|A Steampunk Vision of the New World Order|
It is, in the end, rather odd that the significant English-speaking nations are not united, especially given their proven talent for creating federations. You will laugh, of course. The idea of a united Anglosphere died with the United Empire movement in the 1920s, didn't it? Instead, we all broke up into independent states.
I imagine, though, the preference for independence may have had something to do with always having the good fortune to have one of our number at our back as the world's leading nation. This so, there was little need to unite, and some advantage to complete self-government.
Suppose, though, that China does get close to surpassing the US in economic or military power. What then? Might things then look a little different? Just as Europe, after centuries of fierce fighting, saw the wisdom of unity over being superceded by Russia and America?
Speaking of which, of course, there is also the awkward fact that Britain has already committed itself to a different union, the EU. But then, isn't the EU starting to look a little frayed? Some are actuallty speaking of it coming apart over the current sovereign debt crisis. Even if it does not, if the rest of the English-speaking world began to coalesce, could Britain stand to be left on the sidelines?
So why not a grand federation, with an Imperial Parliament, after all? It might have been impractical in the 1920s. Improved transportation and communicatrions make it much more doable now. As with the EU, members might retain most sovereignty, but speak with one voice on trade, in defense, and in foreign affairs.

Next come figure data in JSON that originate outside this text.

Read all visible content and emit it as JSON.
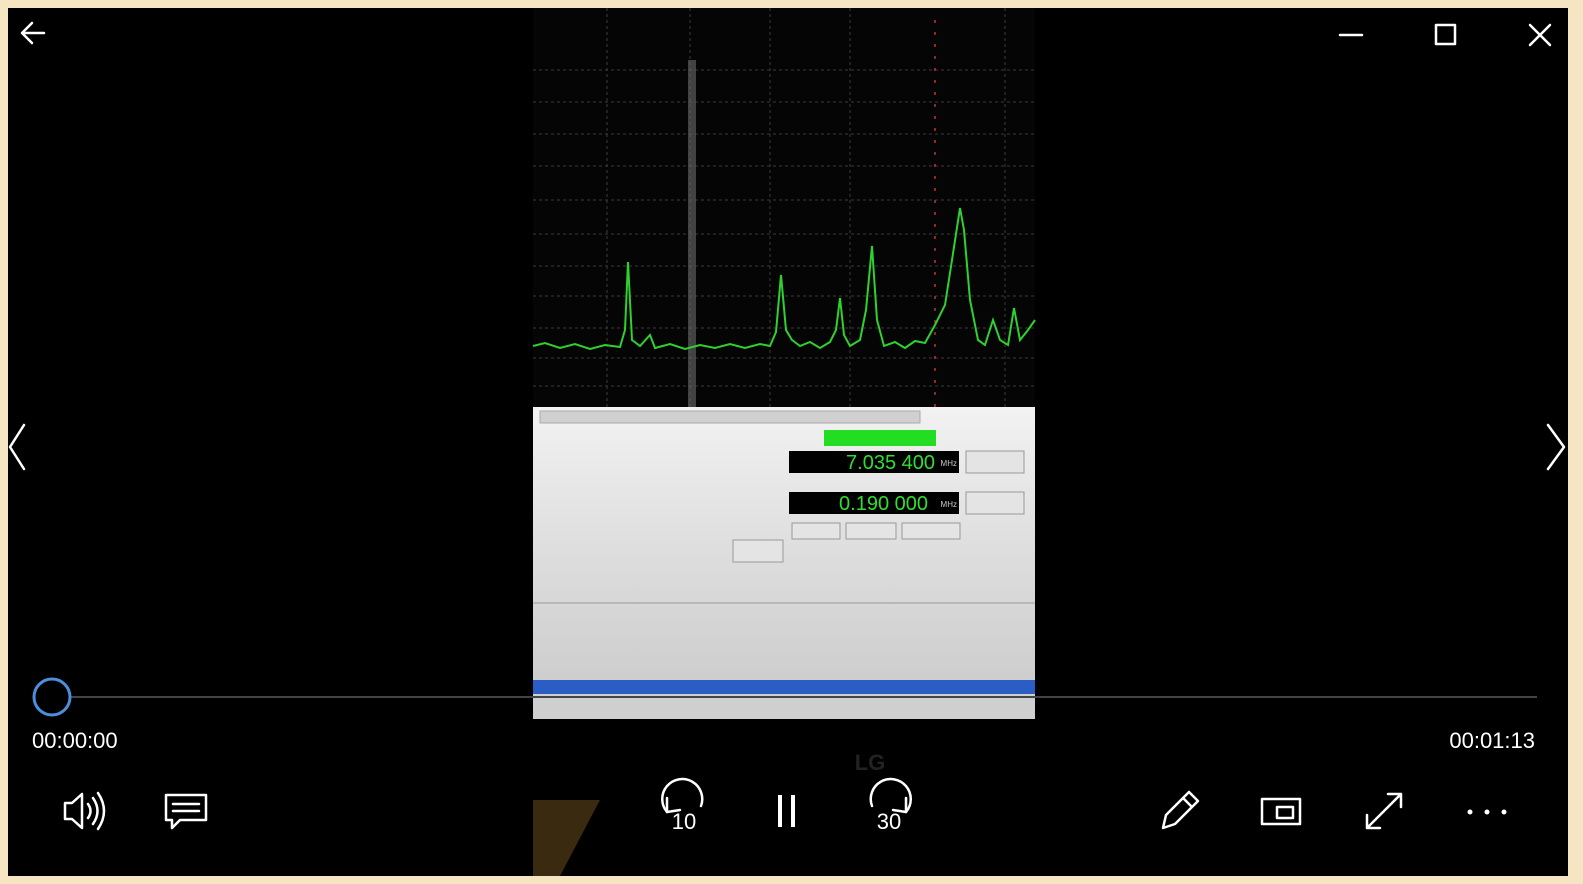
{
  "player": {
    "current_time": "00:00:00",
    "duration": "00:01:13",
    "skip_back": "10",
    "skip_forward": "30"
  },
  "video": {
    "frequency": "7.035 400",
    "span": "0.190 000",
    "unit": "MHz",
    "brand": "LG"
  }
}
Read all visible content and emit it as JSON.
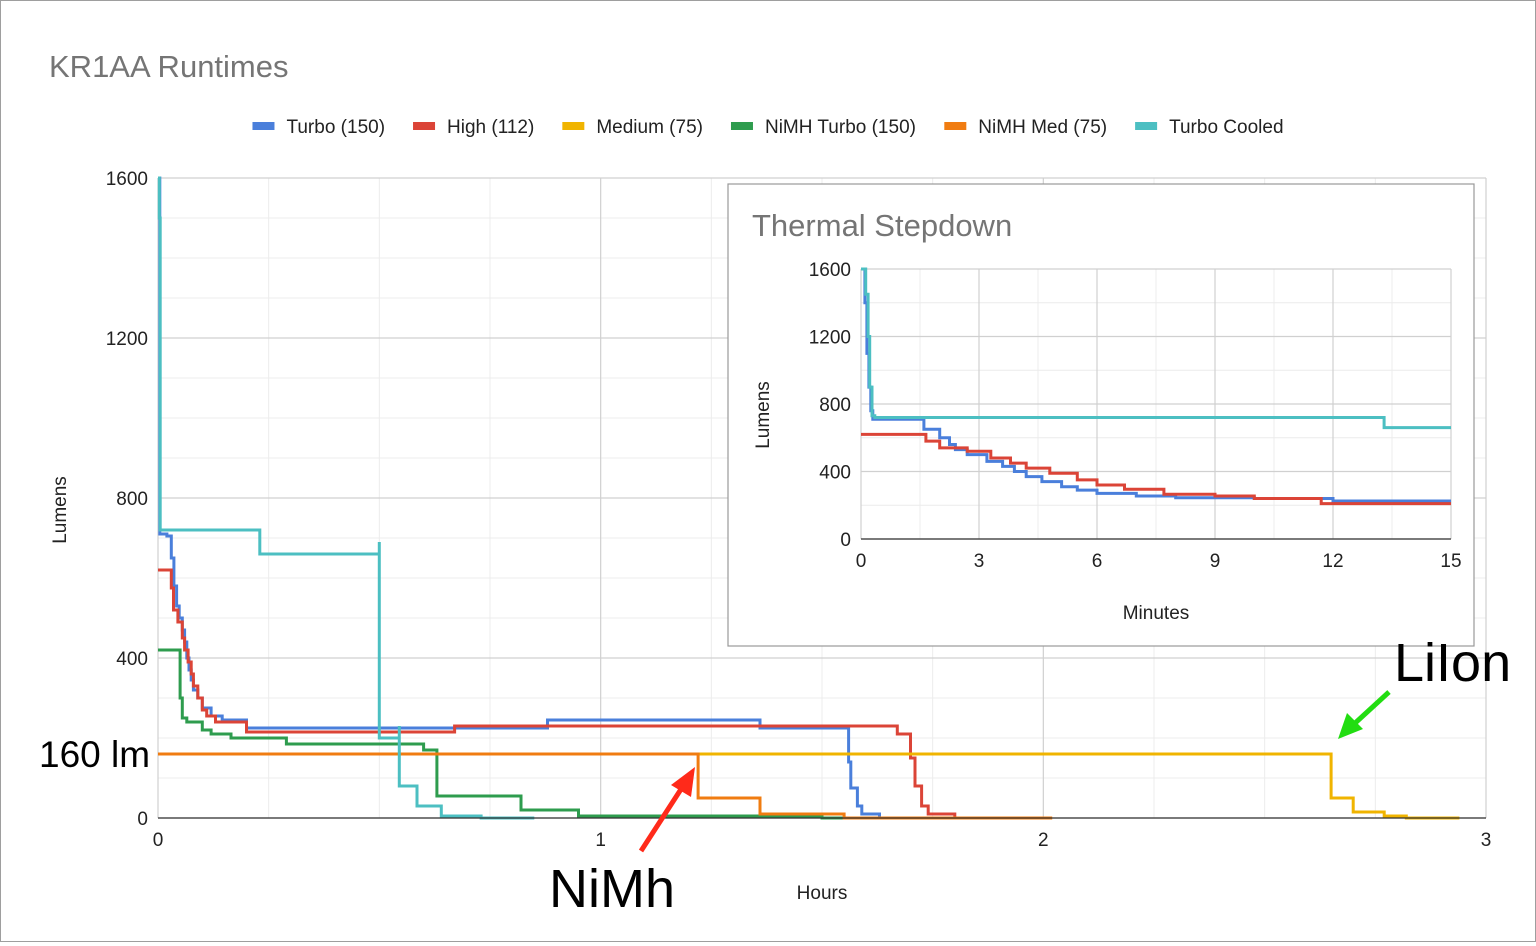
{
  "chart_data": [
    {
      "type": "line",
      "title": "KR1AA Runtimes",
      "xlabel": "Hours",
      "ylabel": "Lumens",
      "xlim": [
        0,
        3
      ],
      "ylim": [
        0,
        1600
      ],
      "x_ticks": [
        "0",
        "1",
        "2",
        "3"
      ],
      "y_ticks": [
        "0",
        "400",
        "800",
        "1200",
        "1600"
      ],
      "grid": true,
      "legend": "top",
      "series": [
        {
          "name": "Turbo (150)",
          "color": "#4a7fdb",
          "points": [
            [
              0,
              1600
            ],
            [
              0.004,
              1600
            ],
            [
              0.004,
              710
            ],
            [
              0.02,
              710
            ],
            [
              0.02,
              705
            ],
            [
              0.03,
              705
            ],
            [
              0.03,
              650
            ],
            [
              0.036,
              650
            ],
            [
              0.036,
              580
            ],
            [
              0.042,
              580
            ],
            [
              0.042,
              530
            ],
            [
              0.048,
              530
            ],
            [
              0.048,
              500
            ],
            [
              0.055,
              500
            ],
            [
              0.055,
              470
            ],
            [
              0.06,
              470
            ],
            [
              0.06,
              440
            ],
            [
              0.065,
              440
            ],
            [
              0.065,
              400
            ],
            [
              0.07,
              400
            ],
            [
              0.07,
              370
            ],
            [
              0.075,
              370
            ],
            [
              0.075,
              345
            ],
            [
              0.08,
              345
            ],
            [
              0.08,
              320
            ],
            [
              0.09,
              320
            ],
            [
              0.09,
              300
            ],
            [
              0.1,
              300
            ],
            [
              0.1,
              275
            ],
            [
              0.12,
              275
            ],
            [
              0.12,
              255
            ],
            [
              0.145,
              255
            ],
            [
              0.145,
              245
            ],
            [
              0.2,
              245
            ],
            [
              0.2,
              225
            ],
            [
              0.88,
              225
            ],
            [
              0.88,
              245
            ],
            [
              1.36,
              245
            ],
            [
              1.36,
              225
            ],
            [
              1.56,
              225
            ],
            [
              1.56,
              140
            ],
            [
              1.565,
              140
            ],
            [
              1.565,
              75
            ],
            [
              1.58,
              75
            ],
            [
              1.58,
              30
            ],
            [
              1.59,
              30
            ],
            [
              1.59,
              10
            ],
            [
              1.63,
              10
            ],
            [
              1.63,
              0
            ],
            [
              1.75,
              0
            ]
          ]
        },
        {
          "name": "High (112)",
          "color": "#db4437",
          "points": [
            [
              0,
              620
            ],
            [
              0.03,
              620
            ],
            [
              0.03,
              575
            ],
            [
              0.035,
              575
            ],
            [
              0.035,
              520
            ],
            [
              0.045,
              520
            ],
            [
              0.045,
              490
            ],
            [
              0.055,
              490
            ],
            [
              0.055,
              450
            ],
            [
              0.06,
              450
            ],
            [
              0.06,
              420
            ],
            [
              0.068,
              420
            ],
            [
              0.068,
              390
            ],
            [
              0.075,
              390
            ],
            [
              0.075,
              360
            ],
            [
              0.08,
              360
            ],
            [
              0.08,
              330
            ],
            [
              0.09,
              330
            ],
            [
              0.09,
              300
            ],
            [
              0.1,
              300
            ],
            [
              0.1,
              270
            ],
            [
              0.11,
              270
            ],
            [
              0.11,
              255
            ],
            [
              0.13,
              255
            ],
            [
              0.13,
              240
            ],
            [
              0.2,
              240
            ],
            [
              0.2,
              215
            ],
            [
              0.67,
              215
            ],
            [
              0.67,
              230
            ],
            [
              1.67,
              230
            ],
            [
              1.67,
              210
            ],
            [
              1.7,
              210
            ],
            [
              1.7,
              150
            ],
            [
              1.71,
              150
            ],
            [
              1.71,
              80
            ],
            [
              1.725,
              80
            ],
            [
              1.725,
              30
            ],
            [
              1.74,
              30
            ],
            [
              1.74,
              10
            ],
            [
              1.8,
              10
            ],
            [
              1.8,
              0
            ],
            [
              1.9,
              0
            ]
          ]
        },
        {
          "name": "Medium (75)",
          "color": "#f0b400",
          "points": [
            [
              0,
              160
            ],
            [
              2.65,
              160
            ],
            [
              2.65,
              50
            ],
            [
              2.66,
              50
            ],
            [
              2.66,
              50
            ],
            [
              2.7,
              50
            ],
            [
              2.7,
              15
            ],
            [
              2.77,
              15
            ],
            [
              2.77,
              5
            ],
            [
              2.82,
              5
            ],
            [
              2.82,
              0
            ],
            [
              2.94,
              0
            ]
          ]
        },
        {
          "name": "NiMH Turbo (150)",
          "color": "#2e9c4e",
          "points": [
            [
              0,
              420
            ],
            [
              0.05,
              420
            ],
            [
              0.05,
              300
            ],
            [
              0.055,
              300
            ],
            [
              0.055,
              250
            ],
            [
              0.065,
              250
            ],
            [
              0.065,
              240
            ],
            [
              0.1,
              240
            ],
            [
              0.1,
              220
            ],
            [
              0.12,
              220
            ],
            [
              0.12,
              210
            ],
            [
              0.165,
              210
            ],
            [
              0.165,
              200
            ],
            [
              0.29,
              200
            ],
            [
              0.29,
              185
            ],
            [
              0.6,
              185
            ],
            [
              0.6,
              170
            ],
            [
              0.63,
              170
            ],
            [
              0.63,
              55
            ],
            [
              0.82,
              55
            ],
            [
              0.82,
              20
            ],
            [
              0.95,
              20
            ],
            [
              0.95,
              5
            ],
            [
              1.5,
              5
            ],
            [
              1.5,
              0
            ],
            [
              1.6,
              0
            ]
          ]
        },
        {
          "name": "NiMH Med (75)",
          "color": "#f07c11",
          "points": [
            [
              0,
              160
            ],
            [
              1.22,
              160
            ],
            [
              1.22,
              50
            ],
            [
              1.36,
              50
            ],
            [
              1.36,
              10
            ],
            [
              1.55,
              10
            ],
            [
              1.55,
              0
            ],
            [
              2.02,
              0
            ]
          ]
        },
        {
          "name": "Turbo Cooled",
          "color": "#4cbfc2",
          "points": [
            [
              0,
              1600
            ],
            [
              0.003,
              1600
            ],
            [
              0.003,
              1500
            ],
            [
              0.005,
              1500
            ],
            [
              0.005,
              720
            ],
            [
              0.23,
              720
            ],
            [
              0.23,
              660
            ],
            [
              0.5,
              660
            ],
            [
              0.5,
              690
            ],
            [
              0.5,
              200
            ],
            [
              0.545,
              200
            ],
            [
              0.545,
              230
            ],
            [
              0.545,
              80
            ],
            [
              0.585,
              80
            ],
            [
              0.585,
              30
            ],
            [
              0.64,
              30
            ],
            [
              0.64,
              5
            ],
            [
              0.73,
              5
            ],
            [
              0.73,
              0
            ],
            [
              0.85,
              0
            ]
          ]
        }
      ],
      "annotations": [
        {
          "text": "160 lm",
          "y": 160
        },
        {
          "text": "NiMh",
          "x": 1.22,
          "y": 160,
          "arrow_color": "#ff2a1a"
        },
        {
          "text": "LiIon",
          "x": 2.65,
          "y": 160,
          "arrow_color": "#22dd11"
        }
      ]
    },
    {
      "type": "line",
      "title": "Thermal Stepdown",
      "xlabel": "Minutes",
      "ylabel": "Lumens",
      "xlim": [
        0,
        15
      ],
      "ylim": [
        0,
        1600
      ],
      "x_ticks": [
        "0",
        "3",
        "6",
        "9",
        "12",
        "15"
      ],
      "y_ticks": [
        "0",
        "400",
        "800",
        "1200",
        "1600"
      ],
      "grid": true,
      "series": [
        {
          "name": "Turbo (150)",
          "color": "#4a7fdb",
          "points": [
            [
              0,
              1600
            ],
            [
              0.1,
              1600
            ],
            [
              0.1,
              1400
            ],
            [
              0.15,
              1400
            ],
            [
              0.15,
              1100
            ],
            [
              0.2,
              1100
            ],
            [
              0.2,
              900
            ],
            [
              0.25,
              900
            ],
            [
              0.25,
              760
            ],
            [
              0.3,
              760
            ],
            [
              0.3,
              710
            ],
            [
              1.6,
              710
            ],
            [
              1.6,
              650
            ],
            [
              2.0,
              650
            ],
            [
              2.0,
              600
            ],
            [
              2.25,
              600
            ],
            [
              2.25,
              560
            ],
            [
              2.4,
              560
            ],
            [
              2.4,
              530
            ],
            [
              2.7,
              530
            ],
            [
              2.7,
              500
            ],
            [
              3.2,
              500
            ],
            [
              3.2,
              460
            ],
            [
              3.6,
              460
            ],
            [
              3.6,
              430
            ],
            [
              3.9,
              430
            ],
            [
              3.9,
              400
            ],
            [
              4.2,
              400
            ],
            [
              4.2,
              370
            ],
            [
              4.6,
              370
            ],
            [
              4.6,
              340
            ],
            [
              5.1,
              340
            ],
            [
              5.1,
              310
            ],
            [
              5.5,
              310
            ],
            [
              5.5,
              290
            ],
            [
              6.0,
              290
            ],
            [
              6.0,
              270
            ],
            [
              7.0,
              270
            ],
            [
              7.0,
              255
            ],
            [
              8.0,
              255
            ],
            [
              8.0,
              245
            ],
            [
              10.0,
              245
            ],
            [
              10.0,
              240
            ],
            [
              12.0,
              240
            ],
            [
              12.0,
              225
            ],
            [
              15,
              225
            ]
          ]
        },
        {
          "name": "High (112)",
          "color": "#db4437",
          "points": [
            [
              0,
              620
            ],
            [
              1.65,
              620
            ],
            [
              1.65,
              580
            ],
            [
              2.0,
              580
            ],
            [
              2.0,
              540
            ],
            [
              2.7,
              540
            ],
            [
              2.7,
              520
            ],
            [
              3.3,
              520
            ],
            [
              3.3,
              480
            ],
            [
              3.8,
              480
            ],
            [
              3.8,
              450
            ],
            [
              4.2,
              450
            ],
            [
              4.2,
              420
            ],
            [
              4.8,
              420
            ],
            [
              4.8,
              390
            ],
            [
              5.5,
              390
            ],
            [
              5.5,
              350
            ],
            [
              6.0,
              350
            ],
            [
              6.0,
              320
            ],
            [
              6.7,
              320
            ],
            [
              6.7,
              295
            ],
            [
              7.7,
              295
            ],
            [
              7.7,
              265
            ],
            [
              9.0,
              265
            ],
            [
              9.0,
              255
            ],
            [
              10.0,
              255
            ],
            [
              10.0,
              240
            ],
            [
              11.7,
              240
            ],
            [
              11.7,
              210
            ],
            [
              15,
              210
            ]
          ]
        },
        {
          "name": "Turbo Cooled",
          "color": "#4cbfc2",
          "points": [
            [
              0,
              1600
            ],
            [
              0.12,
              1600
            ],
            [
              0.12,
              1450
            ],
            [
              0.18,
              1450
            ],
            [
              0.18,
              1200
            ],
            [
              0.22,
              1200
            ],
            [
              0.22,
              900
            ],
            [
              0.28,
              900
            ],
            [
              0.28,
              730
            ],
            [
              0.35,
              730
            ],
            [
              0.35,
              720
            ],
            [
              13.3,
              720
            ],
            [
              13.3,
              660
            ],
            [
              15,
              660
            ]
          ]
        }
      ]
    }
  ]
}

I theorize four qualifications for membership in this federation, with prospective members needing to meet three of the four.
First, English should be either the majority language or the de facto lingua franca. This for the sake of social cohesion. It more or less automatically implies some shared culture: a shared legal tradition, some shared history.
Second, the nation should be a functioning democracy with respect for basic human rights. We want to avoid a dictator's club, for all the reasons the United Nations is ineffective. Moreover, given this requirement, the union could serve as a guarantee of democracy and human rights for all member citizens.
Third, the nation should be an island or peninsula. This is important for defensibility, with the assumption that the union would be primarily a sea power. Otherwise, a military union might get itself into commitments it could not afford to keep.
I would add a fourth qualification, personally: that a majority of the citizens of any member state should be declared monotheists. I think this is important as a guarantee of shared values, without which the federation as a whole would lack direction, principle, or cohesion, and is the practical bare minimum in this regard.
Who would be in the federation? Britain, of course: if it could be teased out of the EU. Ireland too, on the same condition. Just as the EU protects it from undue influence from the UK, so would this alternative. Australia and New Zealand plainly qualify. The USA fits, but for not being a peninsula. Canada, with or without Quebec; an assortment of Caribbean islands, from the Bahamas to Trinidad. It looks to me as though the Philippines could get in, and ought to be welcome. Singapore seems to qualify as well. India looks like a marginal possibility.
A pretty formidable nation, if it were fully coordinated. One on which the sun might never set.
I hold out for Detroit as capital. Defensible, on the border with Canada, and lots of cheap real estate.